Hello everyone,
I'm currently working on an AWS SageMaker project where I need to scale an async endpoint from 0 to 1 instance to handle a single request. The goal is to maintain cost efficiency by ensuring instances don't run when there are no incoming requests. However, I'm facing issues with the timing of scaling up when a request arrives, leading to latency problems.
Current Setup:
Using SageMaker async endpoints
Auto-scaling policies configured based on the HasBacklog metric
Experiencing latency when scaling from 0 to 1 instance
Here is the code snippet I am using to configure the auto-scaling policy:
scaling_policy = application_scaling.put_scaling_policy(
PolicyName=policy_name,
ServiceNamespace="sagemaker", # The namespace of the service that provides the resource.
ResourceId=resource_id, # Endpoint name
ScalableDimension="sagemaker:variant:DesiredInstanceCount",
PolicyType="TargetTrackingScaling",
TargetTrackingScalingPolicyConfiguration={
'TargetValue': 1.0,
'CustomizedMetricSpecification': {
'MetricName': 'HasBacklogWithoutCapacity',
'Namespace': 'AWS/SageMaker',
'Dimensions': [
{'Name': 'EndpointName', 'Value': endpoint_name}
],
'Statistic': 'Average',
},
'ScaleInCooldown': 60,
'ScaleOutCooldown': 10,
}
)
I also tried StepScaling, here's the code snippet:
scaleout_policy_name = f"{endpoint_name}-ScalingoutPolicy"
scalingout_policy = application_scaling.put_scaling_policy(
PolicyName=scaleout_policy_name,
ServiceNamespace="sagemaker",
ResourceId=resource_id,
ScalableDimension="sagemaker:variant:DesiredInstanceCount",
PolicyType="StepScaling",
StepScalingPolicyConfiguration={
'AdjustmentType': 'ChangeInCapacity',
'StepAdjustments': [
{
'MetricIntervalLowerBound': 0,
# 'MetricIntervalUpperBound': 10.0,
'ScalingAdjustment': 1
},
],
'Cooldown': 30,
'MetricAggregationType': 'Average'
}
)
scaleout_alarm_name = f"{endpoint_name}-ScalingoutAlarm"

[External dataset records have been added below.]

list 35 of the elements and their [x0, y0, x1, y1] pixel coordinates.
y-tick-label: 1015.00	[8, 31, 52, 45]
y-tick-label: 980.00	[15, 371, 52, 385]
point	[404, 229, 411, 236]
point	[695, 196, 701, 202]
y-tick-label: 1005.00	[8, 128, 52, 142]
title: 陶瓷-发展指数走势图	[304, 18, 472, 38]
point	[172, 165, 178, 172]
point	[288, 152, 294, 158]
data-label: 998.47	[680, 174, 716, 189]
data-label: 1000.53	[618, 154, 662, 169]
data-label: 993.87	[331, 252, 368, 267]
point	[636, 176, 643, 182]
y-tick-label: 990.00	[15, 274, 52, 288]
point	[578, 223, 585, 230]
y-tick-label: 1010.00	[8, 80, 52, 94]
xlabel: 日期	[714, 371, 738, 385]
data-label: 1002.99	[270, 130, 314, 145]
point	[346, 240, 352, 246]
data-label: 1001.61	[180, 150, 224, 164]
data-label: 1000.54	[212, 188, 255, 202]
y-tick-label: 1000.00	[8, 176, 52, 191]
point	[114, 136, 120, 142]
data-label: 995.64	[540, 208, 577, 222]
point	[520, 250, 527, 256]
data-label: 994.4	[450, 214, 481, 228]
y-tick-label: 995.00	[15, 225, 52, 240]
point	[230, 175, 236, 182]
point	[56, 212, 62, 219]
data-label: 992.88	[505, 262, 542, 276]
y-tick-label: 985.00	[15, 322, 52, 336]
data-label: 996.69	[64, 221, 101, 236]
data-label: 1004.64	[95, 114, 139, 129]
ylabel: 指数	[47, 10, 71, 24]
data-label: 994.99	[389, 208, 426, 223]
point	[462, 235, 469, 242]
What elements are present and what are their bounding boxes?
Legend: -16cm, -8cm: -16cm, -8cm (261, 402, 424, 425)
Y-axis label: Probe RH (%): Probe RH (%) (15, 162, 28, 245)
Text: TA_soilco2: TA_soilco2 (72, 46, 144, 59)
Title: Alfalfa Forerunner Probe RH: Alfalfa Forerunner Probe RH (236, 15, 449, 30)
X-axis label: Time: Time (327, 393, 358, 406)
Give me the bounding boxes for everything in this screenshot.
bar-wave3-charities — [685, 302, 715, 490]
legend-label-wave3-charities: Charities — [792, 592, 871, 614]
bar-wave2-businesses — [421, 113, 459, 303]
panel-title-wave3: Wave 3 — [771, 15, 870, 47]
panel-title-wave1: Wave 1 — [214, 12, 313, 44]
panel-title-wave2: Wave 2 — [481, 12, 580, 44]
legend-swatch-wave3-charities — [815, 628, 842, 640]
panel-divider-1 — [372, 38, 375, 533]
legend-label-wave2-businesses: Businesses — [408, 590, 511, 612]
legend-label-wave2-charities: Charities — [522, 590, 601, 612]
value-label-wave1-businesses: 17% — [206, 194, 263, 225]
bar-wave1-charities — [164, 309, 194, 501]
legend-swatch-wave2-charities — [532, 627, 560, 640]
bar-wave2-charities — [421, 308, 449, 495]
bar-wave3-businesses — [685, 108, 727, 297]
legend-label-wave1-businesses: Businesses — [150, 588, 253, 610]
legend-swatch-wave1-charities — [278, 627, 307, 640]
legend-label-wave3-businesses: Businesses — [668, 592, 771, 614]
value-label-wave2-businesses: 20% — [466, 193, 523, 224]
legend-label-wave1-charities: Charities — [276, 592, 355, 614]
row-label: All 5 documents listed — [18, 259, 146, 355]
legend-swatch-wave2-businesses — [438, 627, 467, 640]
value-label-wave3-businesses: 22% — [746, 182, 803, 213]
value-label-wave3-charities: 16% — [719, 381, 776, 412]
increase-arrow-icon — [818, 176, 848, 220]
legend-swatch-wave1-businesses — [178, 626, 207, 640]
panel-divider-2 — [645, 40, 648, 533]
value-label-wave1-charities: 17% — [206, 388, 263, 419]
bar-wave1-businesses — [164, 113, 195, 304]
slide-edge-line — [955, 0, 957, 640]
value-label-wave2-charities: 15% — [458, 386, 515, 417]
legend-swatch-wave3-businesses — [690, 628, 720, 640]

scale_out_policy_arn = scalingout_policy['PolicyARN']
scalingout_alarm = cloudwatch_client.put_metric_alarm(
AlarmName=scaleout_alarm_name,
MetricName='HasBacklogWithoutCapacity',
Namespace='AWS/SageMaker',
Statistic='Average',
Period=60, # Period in seconds
EvaluationPeriods=1,
Threshold=1.0,
ComparisonOperator='GreaterThanOrEqualToThreshold',
Dimensions=[
{
'Name': 'EndpointName',
'Value': endpoint_name
},
{
'Name': 'VariantName',
'Value': 'AllTraffic'
}
],
AlarmActions=[
scale_out_policy_arn
],
AlarmDescription='Alarm for scaling out SageMaker endpoint instances',
Unit='Count'
)
Can anyone suggest a better way or provide advice on reducing latency when switching from 0 instances to 1 for a single request with async SageMaker? Is it possible to speed up the scaling process with some specific configurations or optimizations? Any help would be greatly appreciated
As soon as the request comes, I want to scale my Sagemaker Async Endpoint to 1 from 0, and yes, I can manually send the request. Also, can you share code snippet for this? That will be helpful
I don't, but it looks like you would send update-weights-and-capacities to set the DesiredInstanceCount. If you expect it to always be 0 or 1, then just always set it to 1 when submitting a job. If it can go more than 1, the logic will be more complicated and you're largely re-creating AutoScaling. At that point, you should probably focus on the broader architecture/business requirements to see if the 1 minute delay from Step Scaling is actually an issue, or if that can be worked around
Thank you for your response and the helpful insights. Yes, I do expect the instance count to always be 0 and only change to 1 when requests arrive at the async endpoint. Unfortunately, from a business requirement perspective, the 1-minute delay is indeed problematic for our use case. I appreciate your suggestion about using update-weights-and-capacities to set the DesiredInstanceCount. Could you provide a code snippet or some more detailed guidance on how to implement this manually? This would be incredibly helpful. Thank you again for your assistance!